Sure. Still, chess is still considered very much to be rational behavior. It still has prestige standing, and in the past it had peak prestige as one of the pinnacles of human thought, until these same chess computers dethroned humanity forever.

In any case, the scope of machine reasoning has dramatically widened, so that we now live in the sci Fi scenario of routinely conversing with rational machine polymaths.

But aren’t all of our natures and drives ultimately extrinsic to ourselves? That is, don’t they originate in something that is not us? Once programmed, these attributes are as intrinsic to the machine object as any other.

Within a very specific horizon, as I said.

I don’t think so. Here I’m merely re-stating a distinction basic in Aristotle D’Anima. Living things have an intrinsic organising principle, which is what differentiates them from machines. Of course, this is subject to argument, but I think it’s been revived under the various ‘neo-aristotelian’ strands of philosophy of biology.

The casual way you say ‘once programmed’ also gives something away. It’s easy to see what programs computers, even though, now, with AI, abilities are being manifested which seem semi-autonomous. But still the underlying technology is unarguably built by human agents.

But what are organisms programmed by?

There is no relevant difference between me typing “I’m sorry” and me typing “asdkjandibnwqxiouewnmpojvkejnvelvnr”. I do so because of the way the muscles in my hands and fingers contract and relax, which is caused by the release and removal of calcium.

It can account for the muscles in my hands and fingers contracting and relaxing, which is what causes me to type “I’m sorry”.
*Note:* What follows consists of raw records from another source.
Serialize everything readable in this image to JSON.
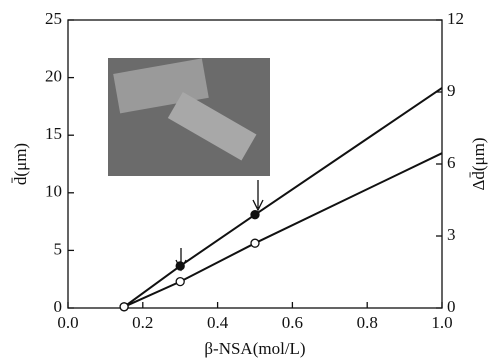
{
  "chart_data": {
    "type": "line",
    "x_label": "β-NSA(mol/L)",
    "y_label": "d̄(μm)",
    "y2_label": "Δd̄(μm)",
    "xlim": [
      0,
      1.0
    ],
    "xticks": [
      {
        "value": 0,
        "label": "0.0"
      },
      0.2,
      0.4,
      0.6,
      0.8,
      {
        "value": 1.0,
        "label": "1.0"
      }
    ],
    "ylim": [
      0,
      25
    ],
    "yticks": [
      0,
      5,
      10,
      15,
      20,
      25
    ],
    "y2lim": [
      0,
      12
    ],
    "y2ticks": [
      0,
      3,
      6,
      9,
      12
    ],
    "series": [
      {
        "marker": "filled",
        "color": "#111",
        "x": [
          0.15,
          0.3,
          0.5,
          1.0
        ],
        "values": [
          0.1,
          3.65,
          8.1,
          19.1
        ],
        "markers": [
          true,
          true,
          true,
          false
        ]
      },
      {
        "marker": "open",
        "color": "#111",
        "axis": "y2",
        "x": [
          0.15,
          0.3,
          0.5,
          1.0
        ],
        "values": [
          0.05,
          1.1,
          2.7,
          6.45
        ],
        "markers": [
          true,
          true,
          true,
          false
        ]
      }
    ]
  }
}
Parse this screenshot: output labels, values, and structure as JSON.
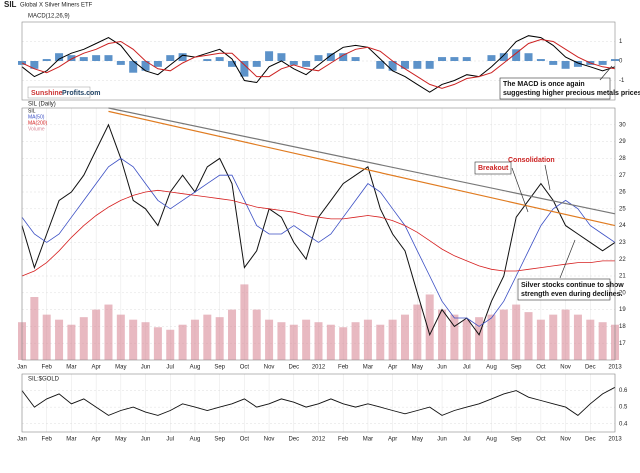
{
  "header": {
    "symbol": "SIL",
    "name": "Global X Silver Miners ETF",
    "logo": [
      "Sunshine",
      "Profits.com"
    ]
  },
  "chart_data": [
    {
      "type": "macd",
      "title": "MACD(12,26,9)",
      "series": [
        {
          "name": "MACD",
          "color": "#000000",
          "values": [
            -0.3,
            -0.8,
            -0.5,
            0.1,
            0.4,
            0.6,
            0.9,
            1.2,
            0.8,
            0.0,
            -0.5,
            -0.7,
            -0.2,
            0.3,
            0.2,
            0.4,
            0.6,
            0.1,
            -1.0,
            -1.1,
            -0.3,
            0.0,
            -0.4,
            -0.7,
            -0.2,
            0.3,
            0.7,
            0.8,
            0.7,
            0.1,
            -0.5,
            -0.8,
            -1.2,
            -1.6,
            -1.2,
            -1.0,
            -0.7,
            -0.8,
            -0.3,
            0.3,
            1.0,
            1.3,
            1.2,
            0.8,
            0.2,
            -0.1,
            -0.3,
            -0.5,
            -0.3
          ]
        },
        {
          "name": "Signal",
          "color": "#cc2222",
          "values": [
            -0.1,
            -0.4,
            -0.6,
            -0.3,
            0.1,
            0.4,
            0.6,
            0.9,
            1.0,
            0.6,
            0.0,
            -0.4,
            -0.5,
            -0.1,
            0.2,
            0.3,
            0.4,
            0.4,
            -0.2,
            -0.8,
            -0.8,
            -0.4,
            -0.2,
            -0.4,
            -0.5,
            -0.1,
            0.3,
            0.6,
            0.7,
            0.5,
            0.0,
            -0.4,
            -0.8,
            -1.2,
            -1.4,
            -1.2,
            -0.9,
            -0.8,
            -0.6,
            -0.1,
            0.4,
            0.9,
            1.1,
            1.0,
            0.6,
            0.2,
            -0.1,
            -0.3,
            -0.4
          ]
        },
        {
          "name": "Histogram",
          "color": "#3f7fbf",
          "values": [
            -0.2,
            -0.4,
            0.1,
            0.4,
            0.3,
            0.2,
            0.3,
            0.3,
            -0.2,
            -0.6,
            -0.5,
            -0.3,
            0.3,
            0.4,
            0.0,
            0.1,
            0.2,
            -0.3,
            -0.8,
            -0.3,
            0.5,
            0.4,
            -0.2,
            -0.3,
            0.3,
            0.4,
            0.4,
            0.2,
            0.0,
            -0.4,
            -0.5,
            -0.4,
            -0.4,
            -0.4,
            0.2,
            0.2,
            0.2,
            0.0,
            0.3,
            0.4,
            0.6,
            0.4,
            0.1,
            -0.2,
            -0.4,
            -0.3,
            -0.2,
            -0.2,
            0.1
          ]
        }
      ],
      "ylim": [
        -2,
        2
      ],
      "yticks": [
        -1,
        0,
        1
      ],
      "annotation": "The MACD is once again suggesting higher precious metals prices."
    },
    {
      "type": "price",
      "title": "SIL (Daily)",
      "categories": [
        "Jan",
        null,
        "Feb",
        null,
        "Mar",
        null,
        "Apr",
        null,
        "May",
        null,
        "Jun",
        null,
        "Jul",
        null,
        "Aug",
        null,
        "Sep",
        null,
        "Oct",
        null,
        "Nov",
        null,
        "Dec",
        null,
        "2012",
        null,
        "Feb",
        null,
        "Mar",
        null,
        "Apr",
        null,
        "May",
        null,
        "Jun",
        null,
        "Jul",
        null,
        "Aug",
        null,
        "Sep",
        null,
        "Oct",
        null,
        "Nov",
        null,
        "Dec",
        null,
        "2013"
      ],
      "series": [
        {
          "name": "SIL",
          "color": "#111111",
          "values": [
            24.0,
            21.5,
            23.5,
            25.5,
            26.0,
            27.0,
            28.5,
            30.0,
            28.0,
            25.5,
            25.0,
            24.0,
            26.0,
            27.0,
            26.0,
            27.5,
            28.0,
            26.5,
            21.5,
            22.5,
            25.0,
            24.5,
            23.0,
            22.0,
            24.5,
            25.5,
            26.5,
            27.0,
            27.5,
            25.0,
            23.5,
            22.5,
            20.0,
            17.5,
            19.0,
            18.0,
            18.5,
            17.5,
            19.5,
            21.0,
            24.5,
            25.5,
            26.5,
            25.5,
            24.0,
            23.5,
            23.0,
            22.5,
            23.0
          ]
        },
        {
          "name": "MA(50)",
          "color": "#3b4fc4",
          "values": [
            24.5,
            23.5,
            23.0,
            23.5,
            24.5,
            25.5,
            26.5,
            27.5,
            28.0,
            27.5,
            26.5,
            25.5,
            25.0,
            25.5,
            26.0,
            26.5,
            27.0,
            27.0,
            25.5,
            24.0,
            23.5,
            23.5,
            24.0,
            23.5,
            23.0,
            23.5,
            24.5,
            25.5,
            26.5,
            26.0,
            25.0,
            24.0,
            22.5,
            21.0,
            19.5,
            18.5,
            18.5,
            18.0,
            18.5,
            19.5,
            21.0,
            22.5,
            24.0,
            25.0,
            25.5,
            25.0,
            24.0,
            23.5,
            23.0
          ]
        },
        {
          "name": "MA(200)",
          "color": "#d62020",
          "values": [
            21.0,
            21.3,
            21.8,
            22.5,
            23.3,
            24.0,
            24.6,
            25.1,
            25.5,
            25.8,
            26.0,
            26.1,
            26.0,
            25.9,
            25.8,
            25.7,
            25.6,
            25.5,
            25.3,
            25.1,
            25.0,
            24.9,
            24.8,
            24.6,
            24.5,
            24.4,
            24.4,
            24.5,
            24.6,
            24.5,
            24.3,
            24.0,
            23.6,
            23.1,
            22.6,
            22.2,
            21.9,
            21.6,
            21.4,
            21.3,
            21.3,
            21.4,
            21.5,
            21.6,
            21.7,
            21.8,
            21.8,
            21.9,
            21.9
          ]
        },
        {
          "name": "Volume",
          "color": "#d98a98",
          "axis": "y2",
          "values": [
            1.5,
            2.5,
            1.8,
            1.6,
            1.4,
            1.7,
            2.0,
            2.2,
            1.8,
            1.6,
            1.5,
            1.3,
            1.2,
            1.4,
            1.6,
            1.8,
            1.7,
            2.0,
            3.0,
            2.0,
            1.6,
            1.5,
            1.4,
            1.6,
            1.5,
            1.4,
            1.3,
            1.5,
            1.6,
            1.4,
            1.6,
            1.8,
            2.2,
            2.6,
            2.0,
            1.8,
            1.6,
            1.7,
            1.8,
            2.0,
            2.2,
            1.9,
            1.6,
            1.8,
            2.0,
            1.8,
            1.6,
            1.5,
            1.4
          ]
        }
      ],
      "trendlines": [
        {
          "color": "#e07b20",
          "x": [
            7,
            48
          ],
          "values": [
            30.8,
            24.0
          ]
        },
        {
          "color": "#777777",
          "x": [
            7,
            48
          ],
          "values": [
            31.0,
            24.7
          ]
        }
      ],
      "ylim": [
        16,
        31
      ],
      "yticks": [
        17,
        18,
        19,
        20,
        21,
        22,
        23,
        24,
        25,
        26,
        27,
        28,
        29,
        30
      ],
      "y2lim": [
        0,
        10
      ],
      "grid": true,
      "annotations": [
        "Consolidation",
        "Breakout",
        "Silver stocks continue to show strength even during declines."
      ]
    },
    {
      "type": "line",
      "categories": [
        "Jan",
        null,
        "Feb",
        null,
        "Mar",
        null,
        "Apr",
        null,
        "May",
        null,
        "Jun",
        null,
        "Jul",
        null,
        "Aug",
        null,
        "Sep",
        null,
        "Oct",
        null,
        "Nov",
        null,
        "Dec",
        null,
        "2012",
        null,
        "Feb",
        null,
        "Mar",
        null,
        "Apr",
        null,
        "May",
        null,
        "Jun",
        null,
        "Jul",
        null,
        "Aug",
        null,
        "Sep",
        null,
        "Oct",
        null,
        "Nov",
        null,
        "Dec",
        null,
        "2013"
      ],
      "series": [
        {
          "name": "SIL:$GOLD",
          "color": "#111111",
          "values": [
            0.6,
            0.5,
            0.55,
            0.58,
            0.52,
            0.55,
            0.5,
            0.45,
            0.48,
            0.5,
            0.47,
            0.45,
            0.48,
            0.52,
            0.5,
            0.48,
            0.5,
            0.52,
            0.55,
            0.5,
            0.52,
            0.55,
            0.53,
            0.5,
            0.52,
            0.55,
            0.52,
            0.5,
            0.52,
            0.5,
            0.48,
            0.46,
            0.48,
            0.5,
            0.45,
            0.48,
            0.5,
            0.52,
            0.55,
            0.58,
            0.6,
            0.56,
            0.54,
            0.52,
            0.5,
            0.45,
            0.52,
            0.58,
            0.62
          ]
        }
      ],
      "ylim": [
        0.35,
        0.7
      ],
      "yticks": [
        0.4,
        0.5,
        0.6
      ],
      "grid": true
    }
  ]
}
Are you instead saying that physics cannot account for why typing the words “I’m sorry” counts as an apology? I think this is as irrelevant as arguing that physics cannot explain why this object counts as a hat.

Extensionally, apologising is a physical process and a hat is a physical object. If physics is causally closed then me apologising and putting on a hat are causally determined. Either normativity and intention and intentionality are reducible to the physical or they’re epiphenomenal.

So why type anything, if anything will do?